4.  Health education is key but the internet alone is not enough.

When I first became ill in late 2012, I, like many, first turned to the internet for advice. And while I found a ton of useful information it also became very confusing. Should I eat raw vegan food, should I be paleo or vegetarian… everyone has a different opinion. I learned that, even after I went to college for 3 years to study nutritional therapy, when it comes to looking after yourself it can be hard to see the wood for the trees sometimes and it can also be hard to be accountable to yourself. I’ve found that seeking out an expert or practitioner who resonates with you is really important. Whether it’s a acupuncturist, nutritional therapist, massage therapist, councillor, reiki practitioner or any other kind of practitioner you feel comfortable with and trust, being accountable to someone and feeling that they’ve got your back and are supporting you is extremely beneficial.

5.  No-one is coming to save you!

Chronic diseases often go much deeper than the doctor’s diagnosis. They are often an interrelated myriad of seemingly unassociated symptoms which have all lead to the imbalance you may be experiencing now. I know this was the case for me. Everything from dealing with my past, both mental and physical stresses and a not so good diet… I’ve had to learn what it means to care for myself and really tune into my body and its needs. I’ve had to develop practices that sustain my healing, because no one knows my body better than me. It’s about taking responsibility and trusting that you’re doing the best thing for yourself.

6.  Your disease does not have to define who you are.

Now this is a hard one, because once the doctors have put a label on you it’s hard to shake it off. I have made many changes to my lifestyle which has meant that certain aspects of my social life have changed. But, at the same time, just because I now mediate, do yoga and eat salad doesn’t mean that I don’t still love the same music, dancing and hanging out. I also don’t want my disease to define my family life. I don’t want my kids to grow up around a ‘sick’ person, and therefore I am not my disease!

7.  Love and appreciate every minute of your life.

There’s no point in wallowing in self pity! It won’t get you anywhere. You only get one life, this is it, it’s happening right now, and you can choose – feel sorry for yourself or accept and move on. Look at how this experience will change you for the better, embrace it and love every minute of this life you have been given here on Earth.  

 8.  You are not alone on this journey.

While at first you may feel like you’re the only person in this shitty position, as I mentioned earlier, chronic diseases are an epidemic in the the Western world so you really are not alone.
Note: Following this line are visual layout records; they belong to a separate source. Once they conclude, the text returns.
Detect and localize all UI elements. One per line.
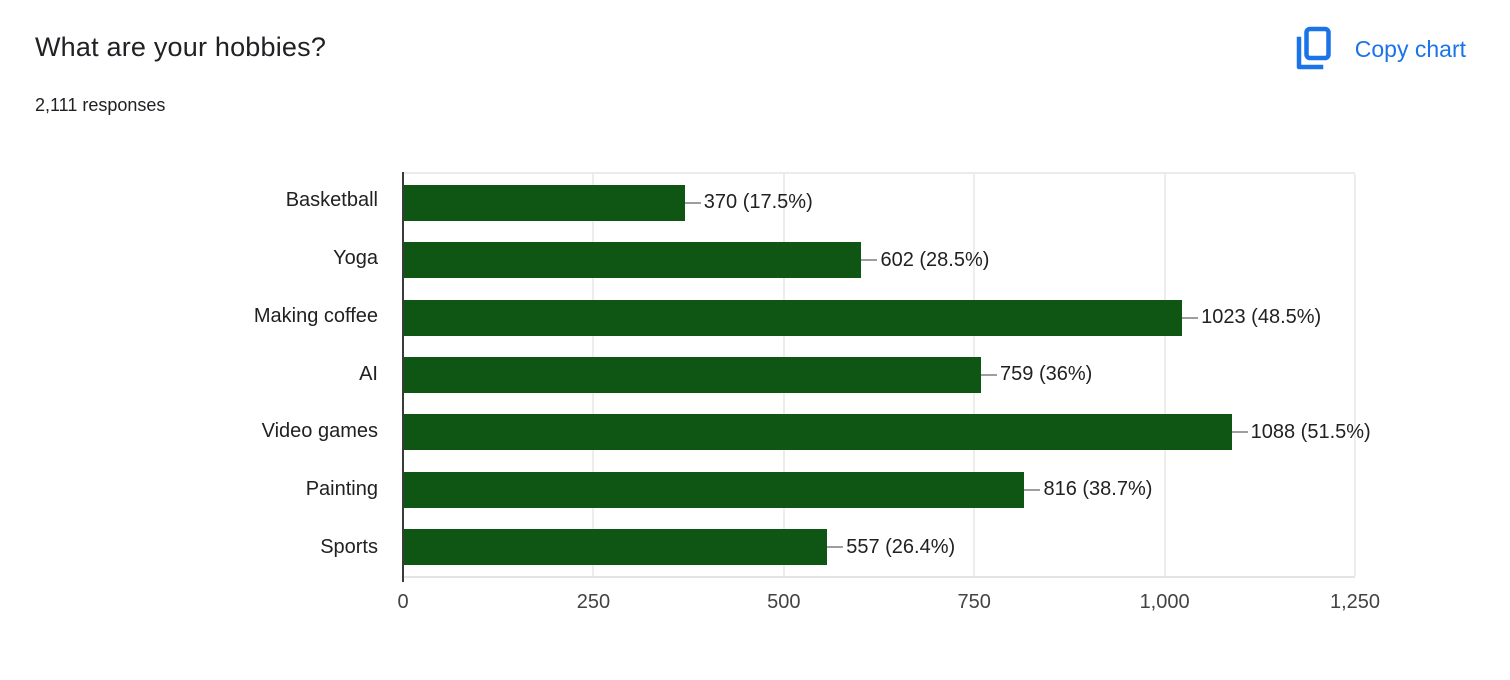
value-label: 1088 (51.5%) bbox=[1250, 420, 1371, 443]
bar-painting bbox=[403, 471, 1025, 508]
value-label: 557 (26.4%) bbox=[846, 535, 956, 558]
copy-icon bbox=[1295, 26, 1331, 72]
x-tick-label: 1,250 bbox=[1329, 591, 1381, 613]
gridline bbox=[1354, 174, 1356, 576]
leader-line bbox=[827, 546, 844, 549]
value-label: 816 (38.7%) bbox=[1043, 478, 1153, 501]
copy-chart-button[interactable]: Copy chart bbox=[1293, 22, 1468, 76]
bar-row: 1088 (51.5%) bbox=[403, 404, 1371, 461]
leader-line bbox=[981, 373, 998, 376]
bar-row: 759 (36%) bbox=[403, 346, 1355, 403]
category-axis: Basketball Yoga Making coffee AI Video games… bbox=[0, 172, 378, 576]
x-tick-label: 1,000 bbox=[1139, 591, 1190, 613]
value-label: 370 (17.5%) bbox=[703, 191, 813, 214]
bar-row: 602 (28.5%) bbox=[403, 231, 1355, 288]
bar-making-coffee bbox=[403, 299, 1183, 336]
bar-sports bbox=[403, 529, 828, 566]
bar-basketball bbox=[403, 184, 685, 221]
leader-line bbox=[1024, 488, 1041, 491]
value-label: 602 (28.5%) bbox=[880, 248, 990, 271]
category-label: Yoga bbox=[333, 247, 378, 270]
response-count: 2,111 responses bbox=[35, 95, 166, 115]
bar-chart-plot-area: 370 (17.5%) 602 (28.5%) 1023 (48.5%) 759 (3… bbox=[402, 172, 1371, 582]
leader-line bbox=[684, 201, 701, 204]
category-label: Video games bbox=[261, 420, 378, 443]
y-axis-line bbox=[402, 172, 404, 582]
category-label: AI bbox=[359, 362, 378, 385]
copy-chart-label: Copy chart bbox=[1354, 35, 1466, 62]
x-tick-label: 500 bbox=[767, 591, 801, 613]
x-axis: 0 250 500 750 1,000 1,250 bbox=[397, 591, 1380, 619]
x-tick-label: 0 bbox=[397, 591, 409, 613]
question-title: What are your hobbies? bbox=[35, 32, 327, 62]
bar-row: 816 (38.7%) bbox=[403, 461, 1355, 518]
bar-row: 557 (26.4%) bbox=[403, 519, 1355, 576]
bar-row: 1023 (48.5%) bbox=[403, 289, 1355, 346]
category-label: Basketball bbox=[285, 189, 378, 212]
x-tick-label: 250 bbox=[576, 591, 611, 613]
bar-video-games bbox=[403, 414, 1232, 451]
leader-line bbox=[861, 259, 878, 262]
bar-yoga bbox=[403, 242, 862, 279]
category-label: Making coffee bbox=[253, 304, 378, 327]
x-tick-label: 750 bbox=[957, 591, 991, 613]
category-label: Sports bbox=[320, 535, 378, 558]
bar-row: 370 (17.5%) bbox=[403, 174, 1355, 231]
leader-line bbox=[1231, 431, 1248, 434]
bar-ai bbox=[403, 356, 982, 393]
leader-line bbox=[1182, 316, 1199, 319]
value-label: 1023 (48.5%) bbox=[1201, 306, 1322, 329]
gridline bbox=[1163, 174, 1166, 576]
category-label: Painting bbox=[305, 477, 378, 500]
value-label: 759 (36%) bbox=[1000, 363, 1093, 386]
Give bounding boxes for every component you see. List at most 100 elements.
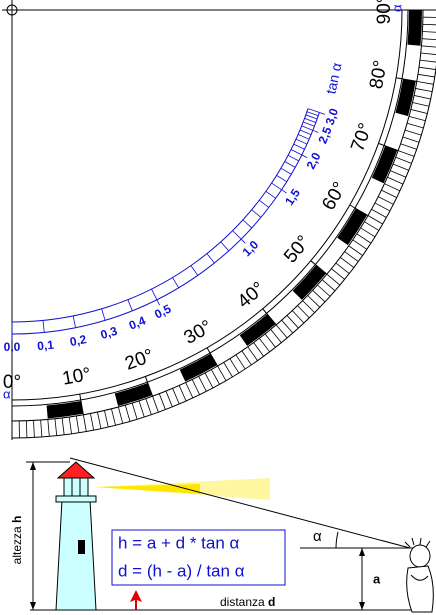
tan-tick — [72, 315, 76, 328]
degree-tick — [367, 215, 383, 225]
degree-tick — [364, 221, 380, 231]
degree-tick — [241, 350, 252, 366]
degree-label: 80° — [366, 59, 392, 91]
distance-diagram: altezza h α a h = a + d * tan α d = — [10, 457, 434, 613]
tan-tick — [271, 182, 287, 194]
degree-tick — [404, 129, 422, 136]
lantern — [63, 477, 89, 497]
decade-tick — [349, 204, 369, 216]
light-beam-core — [95, 484, 200, 494]
formula-2: d = (h - a) / tan α — [118, 561, 245, 580]
degree-tick — [33, 420, 35, 438]
height-word: altezza — [10, 526, 24, 564]
tan-tick — [232, 230, 246, 244]
degree-tick — [138, 400, 145, 418]
decade-tick — [262, 308, 277, 326]
degree-tick — [412, 102, 430, 107]
degree-tick — [158, 393, 166, 410]
degree-tick — [40, 419, 43, 437]
degree-tick — [339, 257, 355, 268]
degree-tick — [406, 122, 424, 129]
degree-tick — [68, 416, 72, 434]
degree-tick — [390, 170, 407, 178]
degree-tick — [371, 208, 387, 218]
degree-label: 10° — [61, 364, 93, 390]
degree-tick — [25, 420, 28, 438]
degree-tick — [302, 300, 315, 313]
degree-tick — [217, 365, 227, 381]
degree-tick — [292, 310, 305, 324]
degree-tick — [264, 333, 276, 348]
decade-tick — [144, 376, 154, 397]
tan-tick — [172, 277, 180, 289]
degree-tick — [281, 319, 294, 334]
roof — [56, 461, 96, 479]
tan-tick — [293, 143, 305, 150]
degree-tick — [415, 88, 433, 93]
tan-tick — [305, 114, 318, 120]
angle-label: α — [313, 528, 322, 545]
black-band — [395, 78, 416, 117]
degree-tick — [392, 163, 409, 171]
black-band — [46, 400, 84, 419]
tan-tick — [304, 117, 316, 123]
degree-tick — [420, 52, 436, 55]
black-band — [114, 383, 153, 407]
degree-tick — [356, 233, 372, 244]
degree-tick — [117, 406, 124, 424]
degree-tick — [335, 262, 350, 274]
tan-tick — [297, 134, 310, 140]
degree-tick — [321, 279, 336, 292]
degree-tick — [152, 396, 159, 413]
alpha-left: α — [3, 386, 11, 401]
tan-arc — [11, 108, 309, 323]
tan-tick — [287, 154, 299, 162]
a-label: a — [373, 571, 381, 586]
tan-label: 2,0 — [304, 150, 324, 171]
degree-tick — [381, 189, 397, 198]
degree-tick — [210, 369, 220, 385]
tan-tick — [295, 138, 308, 145]
degree-tick — [326, 273, 341, 286]
degree-tick — [172, 388, 180, 405]
tan-label: 0,1 — [37, 338, 55, 354]
degree-tick — [253, 342, 264, 357]
tan-label: 0,5 — [152, 301, 173, 321]
observer — [404, 537, 434, 613]
degree-tick — [270, 329, 282, 343]
tan-tick — [280, 167, 292, 175]
tan-tick — [151, 288, 160, 306]
degree-tick — [417, 73, 435, 78]
tan-tick — [251, 209, 262, 218]
degree-tick — [410, 109, 428, 114]
window — [78, 540, 85, 554]
degree-tick — [235, 354, 246, 370]
ring-arc — [11, 9, 409, 407]
degree-tick — [400, 143, 417, 150]
degree-tick — [47, 419, 50, 437]
tan-tick — [301, 125, 319, 133]
tan-tick — [220, 241, 230, 252]
degree-tick — [331, 268, 345, 280]
degree-tick — [198, 376, 207, 392]
formula-box — [111, 529, 286, 586]
black-band — [292, 265, 327, 300]
degree-tick — [111, 408, 116, 426]
degree-tick — [416, 80, 434, 85]
decade-tick — [206, 347, 218, 367]
tan-label: 0,0 — [4, 340, 21, 354]
degree-tick — [204, 372, 214, 389]
degree-tick — [378, 196, 394, 205]
tan-tick — [42, 320, 45, 333]
tan-tick — [284, 161, 296, 168]
black-band — [371, 145, 398, 184]
black-band — [407, 10, 422, 46]
degree-tick — [384, 183, 401, 192]
degree-tick — [185, 382, 194, 399]
degree-tick — [191, 379, 200, 395]
quadrant: α α 0° 10°20°30°40°50°60°70°80°90°0,0 0,1 0… — [2, 0, 436, 440]
degree-tick — [247, 346, 258, 361]
degree-tick — [297, 305, 310, 319]
tan-tick — [242, 219, 253, 229]
tan-tick — [306, 111, 319, 116]
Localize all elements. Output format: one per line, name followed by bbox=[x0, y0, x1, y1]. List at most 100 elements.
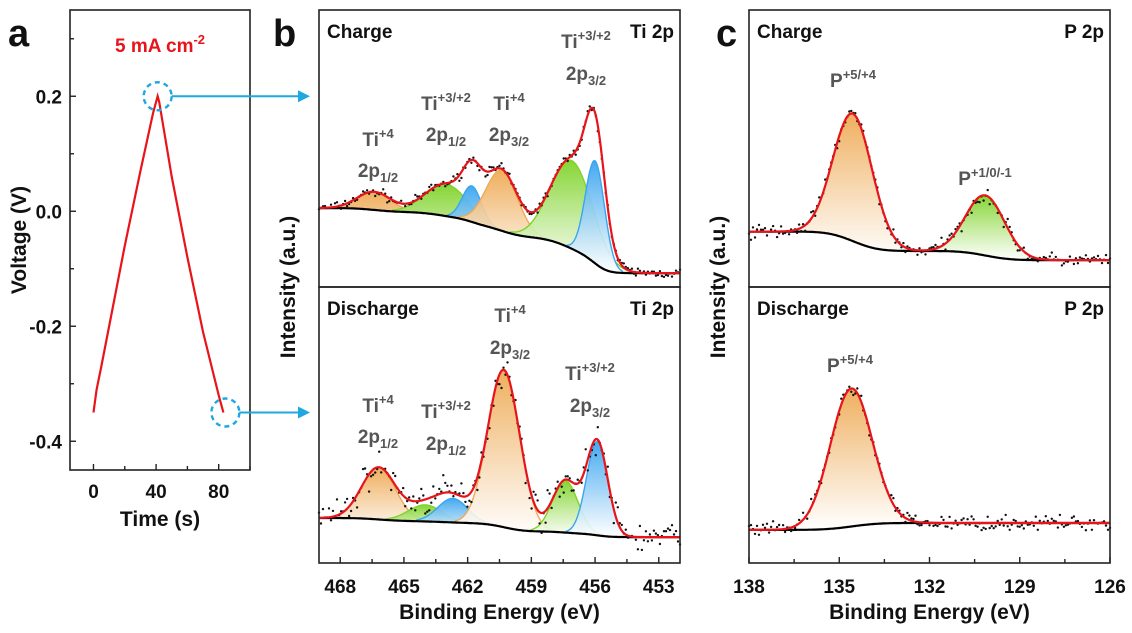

There’s an online support group for absolutely any condition, just search Facebook and you’ll immediately find one. For me, studying offered me a wonderful support group and I will be forever thankful to everyone on my course as well as the lecturers for their encouragement, knowledge and support.

9.  Healing comes from within.

Take control, be in charge of your health. Healing doesn’t happen in the doctor’s office or in the pharmacy. Healing happens in your kitchen, surrounded by loved ones and also, most importantly in yourself. Resolving past issues, overcoming fears, reading tons of self help books, journaling, saying mantras and of course being very aware of what you put into your body – these are the big time healers!

10.   There is always a silver lining…

Without having had my rheumatoid arthritis diagnosis I may have never retrained as a Nutritional Therapist and may have never had the chance to help other people regain their health. I would not have broadened my knowledge and deepened my understanding of the human body, the mind and spirituality. Furthermore, I would not have met so many wonderful people who I now consider to be dear friends.